The Westphalian peace reflected a practical accommodation to reality, not a unique moral insight. It relied on a system of independent states refraining from interference in each others domestic affairs and checking each others ambitions through a general equilibrium of power. No single claim to truth or universal rule had prevailed in Europes contests. Instead, each state was assigned the attribute of sovereign power over its territory. Each would acknowledge the domestic structures and religious vocations of its fellow states as realities and refrain from challenging their existence. With a balance of power now perceived as natural and desirable, the ambitions of rulers would be set in counterpoise against each other, at least in theory curtailing the scope of conflicts. Division and multiplicity, an accident of Europes history, became the hallmarks of a new system of international order with its own distinct philosophical outlook. In this sense the European effort to end its conflagration shaped and prefigured the modern sensibility: it reserved judgment on the absolute in favor of the practical and ecumenical; it sought to distill order from multiplicity and restraint.
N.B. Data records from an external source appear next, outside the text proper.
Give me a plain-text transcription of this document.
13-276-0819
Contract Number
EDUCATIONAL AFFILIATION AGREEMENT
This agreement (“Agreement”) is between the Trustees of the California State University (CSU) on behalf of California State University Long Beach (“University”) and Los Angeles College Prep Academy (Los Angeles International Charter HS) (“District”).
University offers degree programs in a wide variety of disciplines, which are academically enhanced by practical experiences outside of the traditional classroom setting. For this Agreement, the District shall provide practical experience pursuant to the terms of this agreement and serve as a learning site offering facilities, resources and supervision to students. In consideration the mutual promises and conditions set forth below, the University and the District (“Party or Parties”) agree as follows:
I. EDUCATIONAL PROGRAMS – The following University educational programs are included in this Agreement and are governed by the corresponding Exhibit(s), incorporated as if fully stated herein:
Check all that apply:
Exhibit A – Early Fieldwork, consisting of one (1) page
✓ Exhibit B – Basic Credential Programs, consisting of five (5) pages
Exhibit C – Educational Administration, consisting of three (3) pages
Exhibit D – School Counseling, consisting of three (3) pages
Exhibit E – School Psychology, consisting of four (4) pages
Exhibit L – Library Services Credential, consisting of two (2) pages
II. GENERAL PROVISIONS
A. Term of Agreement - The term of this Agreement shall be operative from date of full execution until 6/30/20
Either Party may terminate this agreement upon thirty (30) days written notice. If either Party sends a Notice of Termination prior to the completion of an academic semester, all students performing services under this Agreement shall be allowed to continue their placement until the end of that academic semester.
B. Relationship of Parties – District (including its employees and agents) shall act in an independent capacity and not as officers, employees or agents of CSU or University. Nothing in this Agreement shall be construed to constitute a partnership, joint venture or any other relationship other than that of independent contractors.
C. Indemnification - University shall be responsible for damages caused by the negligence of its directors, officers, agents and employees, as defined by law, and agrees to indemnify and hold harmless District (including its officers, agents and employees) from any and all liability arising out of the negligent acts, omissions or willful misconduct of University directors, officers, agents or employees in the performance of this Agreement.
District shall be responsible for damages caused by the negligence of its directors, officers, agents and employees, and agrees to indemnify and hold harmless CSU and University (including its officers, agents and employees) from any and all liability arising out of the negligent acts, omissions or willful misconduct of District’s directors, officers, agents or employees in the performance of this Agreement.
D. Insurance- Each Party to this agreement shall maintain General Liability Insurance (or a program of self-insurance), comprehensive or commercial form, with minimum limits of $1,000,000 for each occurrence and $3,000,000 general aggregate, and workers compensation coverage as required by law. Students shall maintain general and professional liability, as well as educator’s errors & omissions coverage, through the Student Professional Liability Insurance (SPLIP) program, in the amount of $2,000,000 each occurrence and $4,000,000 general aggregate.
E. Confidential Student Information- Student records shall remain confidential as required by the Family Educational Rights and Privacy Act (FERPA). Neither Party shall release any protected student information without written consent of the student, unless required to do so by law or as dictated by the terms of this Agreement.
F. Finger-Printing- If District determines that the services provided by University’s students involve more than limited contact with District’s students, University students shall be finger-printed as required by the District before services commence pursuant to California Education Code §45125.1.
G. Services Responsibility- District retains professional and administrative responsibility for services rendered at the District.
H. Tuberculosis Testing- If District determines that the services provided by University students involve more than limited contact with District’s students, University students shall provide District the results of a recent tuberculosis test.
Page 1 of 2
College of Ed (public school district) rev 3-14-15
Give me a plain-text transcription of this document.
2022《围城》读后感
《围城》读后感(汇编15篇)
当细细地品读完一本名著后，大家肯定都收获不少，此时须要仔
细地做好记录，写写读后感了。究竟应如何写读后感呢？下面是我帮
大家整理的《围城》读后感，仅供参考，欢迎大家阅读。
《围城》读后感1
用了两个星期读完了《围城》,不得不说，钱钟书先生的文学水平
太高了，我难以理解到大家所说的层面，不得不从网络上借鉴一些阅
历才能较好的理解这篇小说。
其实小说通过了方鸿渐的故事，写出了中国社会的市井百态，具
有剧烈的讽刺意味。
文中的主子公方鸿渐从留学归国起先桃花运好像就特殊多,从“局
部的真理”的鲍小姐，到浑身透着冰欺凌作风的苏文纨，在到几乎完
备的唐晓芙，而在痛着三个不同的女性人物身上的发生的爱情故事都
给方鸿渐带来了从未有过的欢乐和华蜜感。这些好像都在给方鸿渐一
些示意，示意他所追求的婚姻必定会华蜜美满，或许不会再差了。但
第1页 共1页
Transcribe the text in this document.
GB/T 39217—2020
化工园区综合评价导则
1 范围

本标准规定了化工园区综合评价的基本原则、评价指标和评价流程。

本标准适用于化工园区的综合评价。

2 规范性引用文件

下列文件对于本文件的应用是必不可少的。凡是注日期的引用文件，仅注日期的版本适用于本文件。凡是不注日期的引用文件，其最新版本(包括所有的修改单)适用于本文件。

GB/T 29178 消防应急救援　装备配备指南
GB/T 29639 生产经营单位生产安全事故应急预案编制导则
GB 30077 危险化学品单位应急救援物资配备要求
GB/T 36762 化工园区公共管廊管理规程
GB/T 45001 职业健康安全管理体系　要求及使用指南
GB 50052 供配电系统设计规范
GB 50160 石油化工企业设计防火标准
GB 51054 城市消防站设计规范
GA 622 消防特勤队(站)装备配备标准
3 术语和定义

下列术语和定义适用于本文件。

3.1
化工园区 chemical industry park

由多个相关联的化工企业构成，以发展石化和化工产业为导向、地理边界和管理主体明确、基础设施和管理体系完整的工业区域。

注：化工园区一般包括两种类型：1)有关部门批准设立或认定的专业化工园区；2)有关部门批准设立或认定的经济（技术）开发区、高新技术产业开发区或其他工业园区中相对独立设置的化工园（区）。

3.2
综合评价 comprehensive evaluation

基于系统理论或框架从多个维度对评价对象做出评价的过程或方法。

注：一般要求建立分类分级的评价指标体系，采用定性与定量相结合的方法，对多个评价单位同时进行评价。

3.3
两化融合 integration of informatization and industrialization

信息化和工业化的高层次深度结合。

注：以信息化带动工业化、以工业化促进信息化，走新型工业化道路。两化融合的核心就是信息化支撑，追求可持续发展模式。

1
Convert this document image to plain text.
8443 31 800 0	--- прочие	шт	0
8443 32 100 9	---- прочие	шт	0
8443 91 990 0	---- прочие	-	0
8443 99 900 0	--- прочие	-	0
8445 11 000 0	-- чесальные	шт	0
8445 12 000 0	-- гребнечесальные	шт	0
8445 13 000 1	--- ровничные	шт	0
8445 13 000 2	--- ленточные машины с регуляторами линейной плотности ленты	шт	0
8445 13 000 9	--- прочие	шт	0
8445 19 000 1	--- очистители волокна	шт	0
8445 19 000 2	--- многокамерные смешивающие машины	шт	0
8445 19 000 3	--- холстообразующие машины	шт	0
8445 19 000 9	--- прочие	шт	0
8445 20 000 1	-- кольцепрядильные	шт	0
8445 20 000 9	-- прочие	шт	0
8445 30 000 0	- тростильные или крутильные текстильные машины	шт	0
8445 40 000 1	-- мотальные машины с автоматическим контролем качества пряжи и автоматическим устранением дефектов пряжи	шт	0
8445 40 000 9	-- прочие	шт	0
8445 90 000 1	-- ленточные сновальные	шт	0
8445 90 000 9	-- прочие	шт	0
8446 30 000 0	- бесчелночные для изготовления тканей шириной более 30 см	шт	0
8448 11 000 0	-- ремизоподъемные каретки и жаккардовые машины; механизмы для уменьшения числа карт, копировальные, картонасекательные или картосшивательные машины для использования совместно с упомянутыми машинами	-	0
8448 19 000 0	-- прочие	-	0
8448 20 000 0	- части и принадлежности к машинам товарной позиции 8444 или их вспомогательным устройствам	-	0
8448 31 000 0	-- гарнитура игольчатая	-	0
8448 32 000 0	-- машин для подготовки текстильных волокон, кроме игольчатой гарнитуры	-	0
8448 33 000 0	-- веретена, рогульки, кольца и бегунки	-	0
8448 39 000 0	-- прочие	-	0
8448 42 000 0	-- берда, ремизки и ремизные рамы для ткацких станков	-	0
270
The seventeenth-century negotiators who crafted the Peace of Westphalia did not think they were laying the foundation for a globally applicable system. They made no attempt to include neighboring Russia, which was then reconsolidating its own order after the nightmarish Time of Troubles by enshrining principles distinctly at odds with Westphalian balance: a single absolute ruler, a unified religious orthodoxy, and a program of territorial expansion in all directions. Nor did the other major power centers regard the Westphalian settlement (to the extent they learned of it at all) as relevant to their own regions.